OK friends; I hate to talk about the weather, because I feel like only boring people who have nothing else to talk about discuss the weather. However, in case you’ve been living under a rock our country is experiencing the terrible Hurricane Irene. Which, as a side note….every time I hear about hurricane Irene, I want to start singing the “Come On Eileen” song, and insert Irene where Eileen is, which I know is totally messed up, but that’s how my brain works. Deal with it….or stop reading my blog. Anyways, we are experiencing a true tragedy here in the United States, simply based on the fact that it really is hard to dress for a hurricane. So let me do my good deed for the week and offer those living through Irene some fashion ideas, while I reside in the heat wave going on in Orange County and complain again about having to make sales calls in my bikini. Here is your national fashion cyclone tracker, including designer umbrellas and more:
The light Up Umbrella
OK, call me a geek, but I like this one. I kind of want to get an Orange Light Saber one, braid my hair into balls around my ears and go around saying “Luke, I am your Mother.” I really like the rain, but most people do not, so at least this will provide some entertainment to the sad folks on a rainy day. Since winter is right around the corner I may just order one today. You can too….just Click Here to go thinkgeek.com where you can order these.
Convertible Rain Coat
I have never worn a Yellow Slicker, and probably never will. Yellow is just not my color, and should I ever make it to Niagara Falls some day I refuse to be one of the duck looking people in those ugly yellow rain coats you probably buy for $20, which costs 2 cents to make in China. I’m thinking I need to set up a booth at Niagara Falls and start selling rain coats for the fashion inspired. This one is great, it’s a purse that turns into a biker looking slicker. It genius. Those who know me well know I am obsessed with QVC. Right after I am done writing this I am writing QVC to let them know about this great idea. I haven’t seen anything this awesome since they created Heely’s and put wheels on shoes.
Cloud Umbrella

Simply don't put your head to far into cloud umbrella. Hair trapped in metal devices is not so fun. Or so my friend told me......
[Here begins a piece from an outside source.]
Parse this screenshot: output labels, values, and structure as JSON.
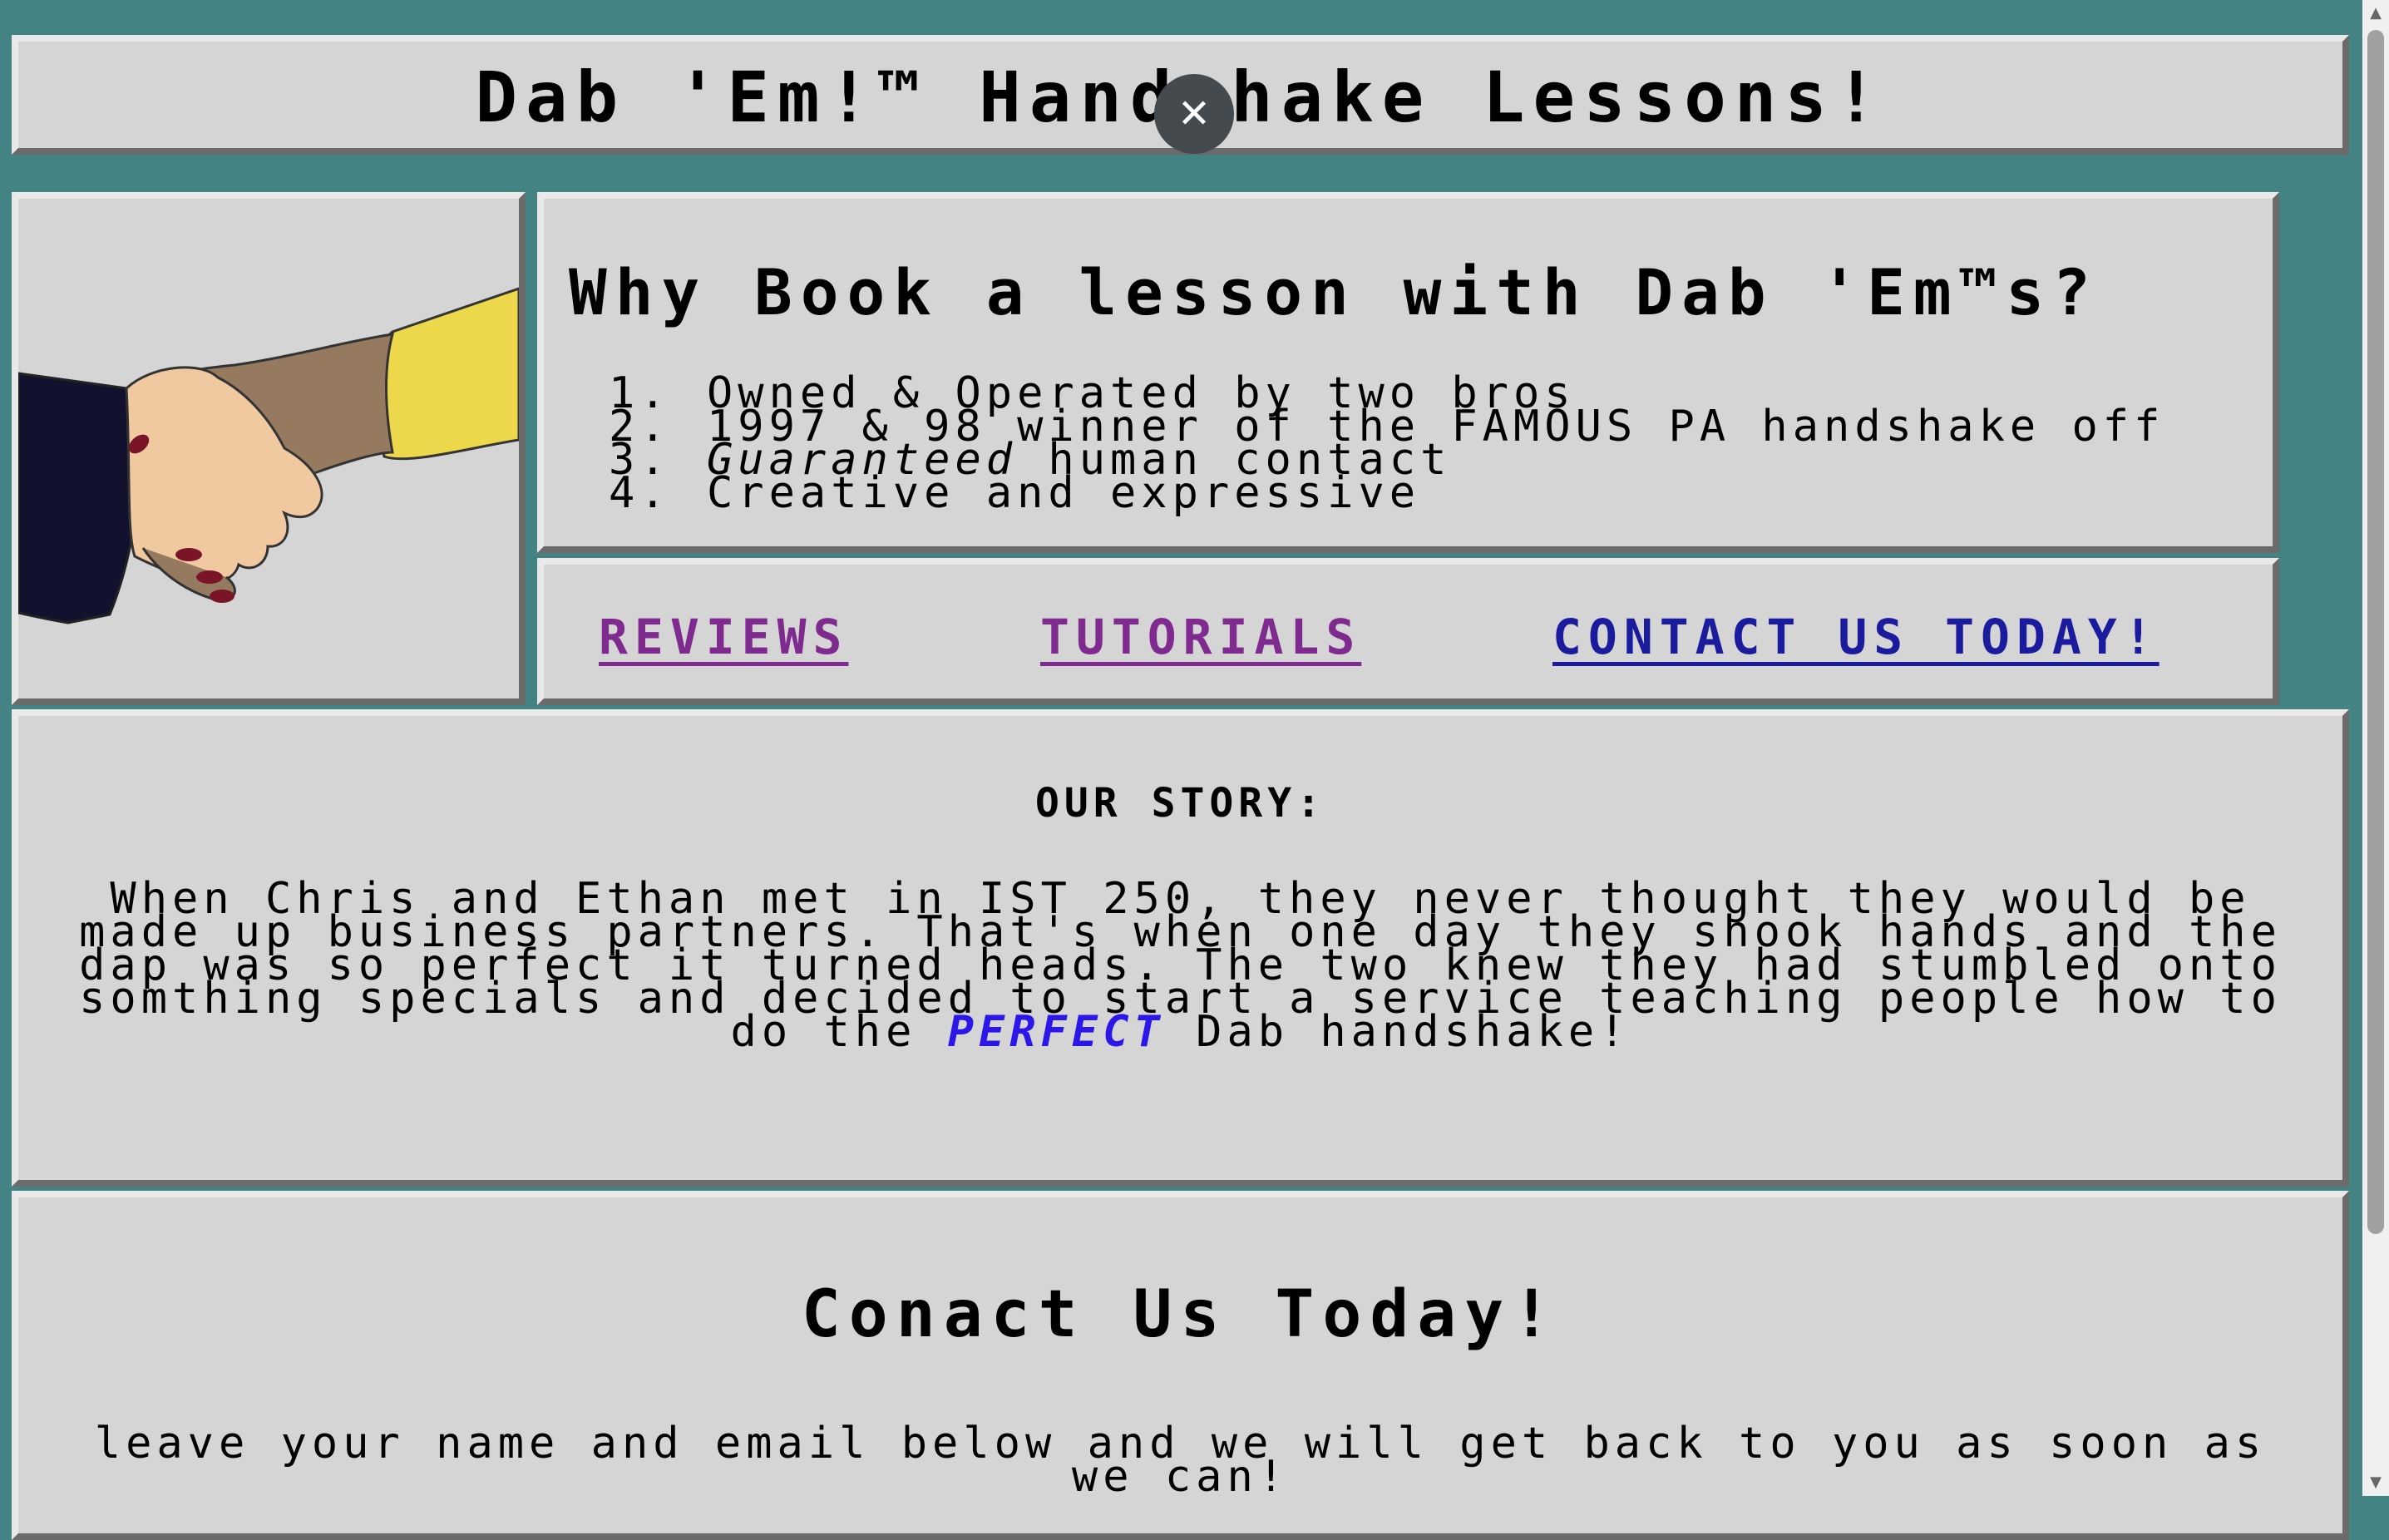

I know you are going to find this hard to believe, but I actually have been accused of having my head in the clouds before. Probably one of those days I forgot to take my ADD medication, but regardless, I think having your head in the clouds can be a good thing from time to time. If you can’t get lost in your own thoughts, and just enjoy hanging out with yourself, who will you be able to enjoy. Even though I am not a doctor I am writing you a prescription to get your head stuck in the clouds at least once a week, and if you need a device to help you I suggest you buy this.
The Rain Condom
There is probably a reason god has never enabled me to get knocked up on accident, and my theory is that God is just not that mean. Letme esplain….. I saw this picture and thought how funny it would be to have a kid, and make it wear a Condom rain jacket like this. Plain mean? Yes. Downright funny? Definitely. I also have drawn eyebrows on my dog. Don’t judge. Nothing funnier than a dog with eyebrows….or a kid with a condom slicker umbrella.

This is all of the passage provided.